I've found that as long as you fit all the pieces together,
the pie bakes fine and no one will notice the difference.

This particular crust called for it to be thawed for about 20 minutes,
 then the bottom pricked with a fork several times to help it cook.

For the crumb topping, take 1/2 cup flour,
1/2 cup packed brown sugar,
and 3 Tbsp chilled butter in a bowl...

...and with one of those pasty cutter/ dough blender thingies mash all that stuff together.

What? Not everyone has a pastry cutter/ dough blender thingie?
They're actually pretty useful if you make a lot of pies.
If you don't, a fork or a couple of butter knives used in a criss-cross fashion will work pretty well. 

Cut the butter into the flour/ sugar until you get coarse crumbs.

If you have kids, this is a great activity to have them do for you.
I have cats; they are useless. 

Start filling the pie. 

You COULD arrange the apple slices,
alternating the red and green slices 
into nice neat patterns,
But good god, why? No one is going to notice or care. 

Just dump the apples into the pan,
arrange them so they aren't falling out and move on.

This is the other crust we had. It came rolled up into a tube.
It stuck together in several places, requiring us 

to carefully work the layers apart with a fork. 

Not fun.

To place the dough into the pan, roll the dough loosely around a rolling pin, place the loose end over one side of the pan and unroll the dough from the pin so that it covers the pan. 

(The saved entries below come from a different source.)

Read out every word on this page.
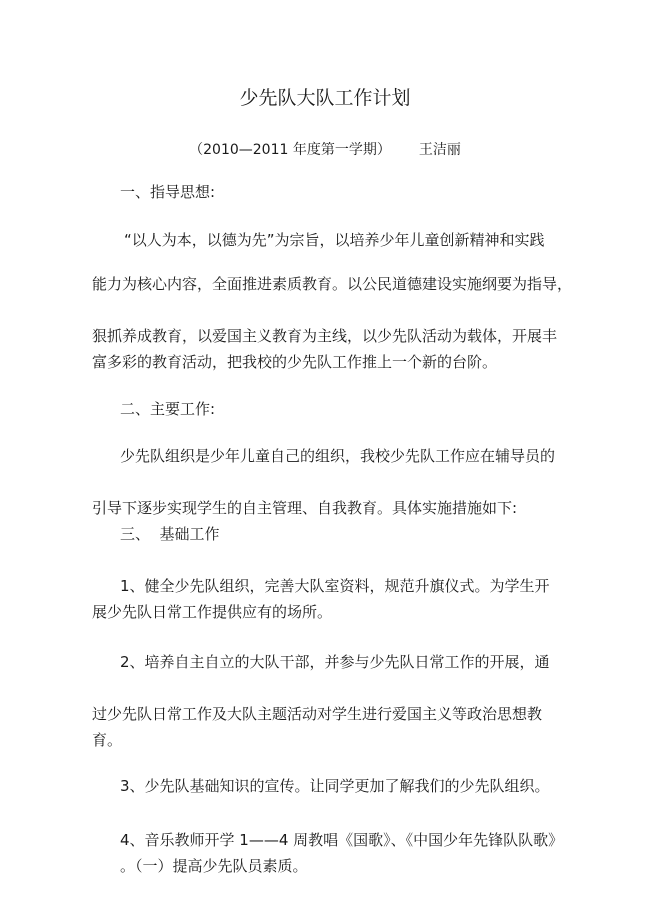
少先队大队工作计划
（2010—2011 年度第一学期） 王洁丽
一、指导思想:
“以人为本，以德为先”为宗旨，以培养少年儿童创新精神和实践
能力为核心内容，全面推进素质教育。以公民道德建设实施纲要为指导，
狠抓养成教育，以爱国主义教育为主线，以少先队活动为载体，开展丰
富多彩的教育活动，把我校的少先队工作推上一个新的台阶。
二、主要工作:
少先队组织是少年儿童自己的组织，我校少先队工作应在辅导员的
引导下逐步实现学生的自主管理、自我教育。具体实施措施如下:
三、  基础工作
1、健全少先队组织，完善大队室资料，规范升旗仪式。为学生开
展少先队日常工作提供应有的场所。
2、培养自主自立的大队干部，并参与少先队日常工作的开展，通
过少先队日常工作及大队主题活动对学生进行爱国主义等政治思想教
育。
3、少先队基础知识的宣传。让同学更加了解我们的少先队组织。
4、音乐教师开学 1——4 周教唱《国歌》、《中国少年先锋队队歌》
。（一）提高少先队员素质。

I would have taken pictures of this process, but both of our hands were full futzing with the dough. 

And as you can see, the crust was a little larger than the pan we were using.

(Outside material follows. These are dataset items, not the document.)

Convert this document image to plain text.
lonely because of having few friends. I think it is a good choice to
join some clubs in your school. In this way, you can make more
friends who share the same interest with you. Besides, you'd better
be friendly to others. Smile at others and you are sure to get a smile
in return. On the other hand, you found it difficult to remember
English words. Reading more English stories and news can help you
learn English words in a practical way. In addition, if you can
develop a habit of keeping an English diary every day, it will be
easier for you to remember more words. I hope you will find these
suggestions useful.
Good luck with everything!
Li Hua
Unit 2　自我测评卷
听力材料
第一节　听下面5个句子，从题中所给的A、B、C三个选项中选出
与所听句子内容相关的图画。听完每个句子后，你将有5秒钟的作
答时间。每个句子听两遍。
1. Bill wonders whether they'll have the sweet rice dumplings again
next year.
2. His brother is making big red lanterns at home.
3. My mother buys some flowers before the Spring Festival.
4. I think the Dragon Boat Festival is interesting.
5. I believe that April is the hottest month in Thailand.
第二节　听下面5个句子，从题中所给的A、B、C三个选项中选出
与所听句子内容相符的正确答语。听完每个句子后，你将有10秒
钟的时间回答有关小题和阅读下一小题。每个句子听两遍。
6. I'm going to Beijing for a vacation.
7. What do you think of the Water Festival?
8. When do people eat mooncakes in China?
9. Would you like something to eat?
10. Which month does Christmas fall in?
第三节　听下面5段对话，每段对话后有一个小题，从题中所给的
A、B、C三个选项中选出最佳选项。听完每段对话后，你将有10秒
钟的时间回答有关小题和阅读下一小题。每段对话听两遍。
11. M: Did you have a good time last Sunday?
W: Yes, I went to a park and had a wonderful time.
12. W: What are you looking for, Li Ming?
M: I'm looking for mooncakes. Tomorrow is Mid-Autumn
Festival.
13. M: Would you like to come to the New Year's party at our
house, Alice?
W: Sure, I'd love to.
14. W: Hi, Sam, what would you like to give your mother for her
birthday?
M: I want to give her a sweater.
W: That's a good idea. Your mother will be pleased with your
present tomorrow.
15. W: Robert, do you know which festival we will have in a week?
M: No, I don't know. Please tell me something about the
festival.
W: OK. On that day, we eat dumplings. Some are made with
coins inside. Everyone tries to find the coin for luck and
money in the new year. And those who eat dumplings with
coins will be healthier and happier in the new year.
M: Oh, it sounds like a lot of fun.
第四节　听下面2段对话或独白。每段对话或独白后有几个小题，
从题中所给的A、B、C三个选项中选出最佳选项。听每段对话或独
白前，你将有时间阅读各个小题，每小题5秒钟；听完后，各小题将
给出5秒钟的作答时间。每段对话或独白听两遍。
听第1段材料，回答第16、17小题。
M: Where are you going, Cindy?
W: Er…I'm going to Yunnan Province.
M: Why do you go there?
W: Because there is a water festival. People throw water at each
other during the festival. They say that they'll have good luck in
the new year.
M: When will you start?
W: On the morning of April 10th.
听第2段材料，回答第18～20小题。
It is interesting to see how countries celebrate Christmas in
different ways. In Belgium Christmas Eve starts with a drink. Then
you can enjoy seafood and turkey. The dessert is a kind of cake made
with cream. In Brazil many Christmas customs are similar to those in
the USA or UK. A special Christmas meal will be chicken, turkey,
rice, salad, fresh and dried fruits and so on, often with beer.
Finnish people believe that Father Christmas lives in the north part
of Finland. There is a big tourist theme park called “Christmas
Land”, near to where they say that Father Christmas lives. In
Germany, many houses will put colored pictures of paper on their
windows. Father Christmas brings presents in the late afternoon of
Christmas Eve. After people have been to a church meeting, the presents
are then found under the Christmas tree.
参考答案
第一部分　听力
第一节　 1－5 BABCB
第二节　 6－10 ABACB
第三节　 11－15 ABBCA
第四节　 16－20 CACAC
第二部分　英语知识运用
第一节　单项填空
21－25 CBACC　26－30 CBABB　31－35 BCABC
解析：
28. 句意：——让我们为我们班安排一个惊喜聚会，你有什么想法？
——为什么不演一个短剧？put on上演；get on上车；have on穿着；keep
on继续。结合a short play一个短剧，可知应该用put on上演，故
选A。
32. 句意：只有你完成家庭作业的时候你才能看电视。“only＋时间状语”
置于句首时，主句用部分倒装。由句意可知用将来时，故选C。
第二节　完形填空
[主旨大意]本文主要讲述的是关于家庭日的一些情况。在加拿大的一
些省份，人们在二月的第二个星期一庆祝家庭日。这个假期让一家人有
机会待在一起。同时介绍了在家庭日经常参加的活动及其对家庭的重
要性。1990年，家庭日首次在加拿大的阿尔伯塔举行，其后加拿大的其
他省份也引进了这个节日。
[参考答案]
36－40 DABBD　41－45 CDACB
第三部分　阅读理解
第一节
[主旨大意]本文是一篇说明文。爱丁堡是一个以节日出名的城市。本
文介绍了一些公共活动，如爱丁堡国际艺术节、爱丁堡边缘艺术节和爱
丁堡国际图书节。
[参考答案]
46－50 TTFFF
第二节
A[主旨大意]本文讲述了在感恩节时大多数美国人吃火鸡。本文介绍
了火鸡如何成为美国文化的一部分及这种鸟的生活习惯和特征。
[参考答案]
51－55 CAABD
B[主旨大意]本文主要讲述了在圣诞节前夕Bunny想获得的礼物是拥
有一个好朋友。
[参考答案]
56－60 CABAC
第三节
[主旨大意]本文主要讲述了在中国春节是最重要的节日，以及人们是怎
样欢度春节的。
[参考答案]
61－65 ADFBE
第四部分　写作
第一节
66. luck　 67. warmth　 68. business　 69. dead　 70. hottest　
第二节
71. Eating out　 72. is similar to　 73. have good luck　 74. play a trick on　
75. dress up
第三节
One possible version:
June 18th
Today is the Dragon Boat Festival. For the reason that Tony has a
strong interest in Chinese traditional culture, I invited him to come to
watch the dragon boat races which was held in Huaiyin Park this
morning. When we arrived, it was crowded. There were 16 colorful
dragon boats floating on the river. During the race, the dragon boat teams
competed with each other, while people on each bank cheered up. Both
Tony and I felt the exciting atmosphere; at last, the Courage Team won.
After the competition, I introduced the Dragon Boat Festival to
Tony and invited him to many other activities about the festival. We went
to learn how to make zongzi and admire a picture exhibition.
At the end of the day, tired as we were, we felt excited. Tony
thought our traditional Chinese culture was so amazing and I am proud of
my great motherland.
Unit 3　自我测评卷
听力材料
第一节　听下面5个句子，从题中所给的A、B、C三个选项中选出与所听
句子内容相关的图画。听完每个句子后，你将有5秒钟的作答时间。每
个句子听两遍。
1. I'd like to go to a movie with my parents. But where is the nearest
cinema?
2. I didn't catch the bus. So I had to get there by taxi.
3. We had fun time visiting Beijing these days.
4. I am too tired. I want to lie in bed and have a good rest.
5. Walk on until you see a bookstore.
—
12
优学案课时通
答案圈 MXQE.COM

Angela had the brilliant idea of trimming the excess dough from the pan,
and using the dough strips to make a lattice. 

I would have just wrapped the dough over the top of the pie and left it. 
Angela's idea was much better.

She's kinda awesome that way.

For the one with the crumb topping,
once the apples are in place, just spread the crumb mixture over the whole thing.

At this point you could also brush milk over the one with the lattice dough and sprinkle sugar on top for an added touch of class. Angela says we will definitely do this next time.  

Place the pies on a cookie sheet to prevent a mess in your oven,
wrap the edges of the crusts with tinfoil and bake in the oven at 375º for 40 minutes,
until the tops are golden and the apples are bubbling up.

Then remove the foil and bake for another 20 minutes.

Be sure to set them on a rack to cool. We're talking lava hot, here.

 And there you go. Delicious, home made and its as easy know, something that's easy.